Dennis's suggestion that the stance I have suggested is fantasy, I would also refute by pointing to the position of the left of centre Italian government of D'Alema during the Kosovo war. Now for some on this list D'Alema is by definition an opportunist and a revisionist and there is no further point in discussing the matter. He certainly has made his compromises with imperialism. But during the war his party carried out some mass demonstrations for a just peace in the Balkans. At least one of NATO's actions was openly criticised by the Italian foreign secretary as I recall.
Now the result of the war was not a foregone conclusion. The way NATO reacts now, one can see the war was for them a damn close run thing. As the unacceptable "collateral" damage mounted, the 19 nation coalition almost fell apart and everyone knew this was a possibility. Countries like Italy and Germany were critical to it continuing and their reservations would have had a highly significant effect.
Remember we do not know how the war ended. We may not know for 10 years until internal papers and memoirs are leaked. But there may well have been a backroom deal brokered by Russia. We do not know what secret clauses were involved. But the assumption that leftists have no chance of influencing the outcome of a major political struggle is one that I would suggest we should reject on principle. It is however necessary carefully to analyse the balance of forces and the contradictions within the enemy camp.
One of those important contradictions is that in order to control state power in a modern bourgeois democracy, the officials of the state have to make statements of an apparently enlightened nature. Some at times may even personally believe them. Others are vulnerable to pressure when discrepancies can be shown between their protestations and the reality of the outcome.

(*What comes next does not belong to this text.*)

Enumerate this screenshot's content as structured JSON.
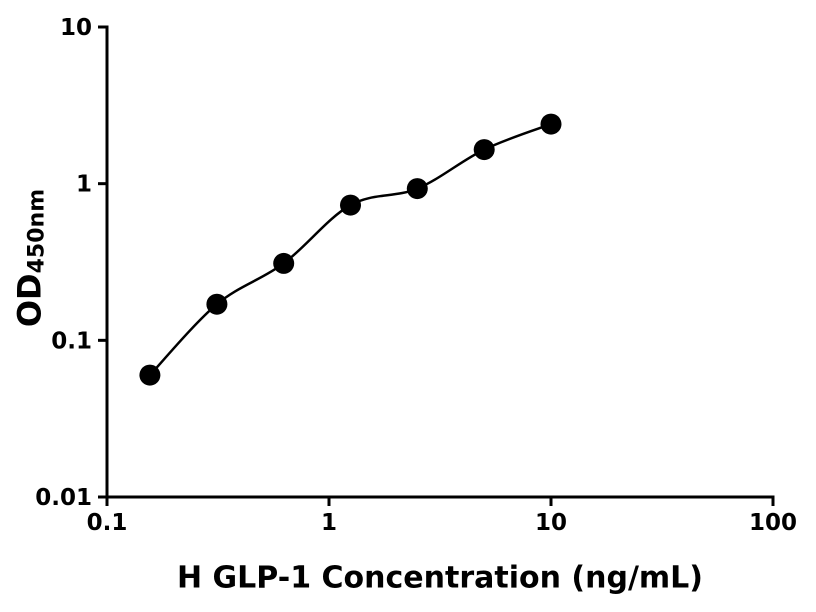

One legacy of left wing criticism of the imperialist nature of the Kosovan war, is the setting up of the European rapid reaction force. One of the purposes of this force is to give Europe the possibility in a few cases of taking military action which is not dependent on massive US air power manned by precious US citizens
It is feeble sickly child, but it is alive, and it is possible that in certain phases of the contradiction between the US and Europe it might become stronger. It might help to stabilise Northern Ireland or the Basque territory. And in the case of the conflict already mentioned, it might be allowed to bring stability to the kurdish area of Turkey, as part of a bigger deal to let Turkey get more favourable terms with the European Union.
I do not suggest that any of these scenarios will inevitably happen. But I do suggest it is not ridiculous to consider that crticism of the imperialist methods used to implement a democratic policy, could under certain circumstances have detectable impact.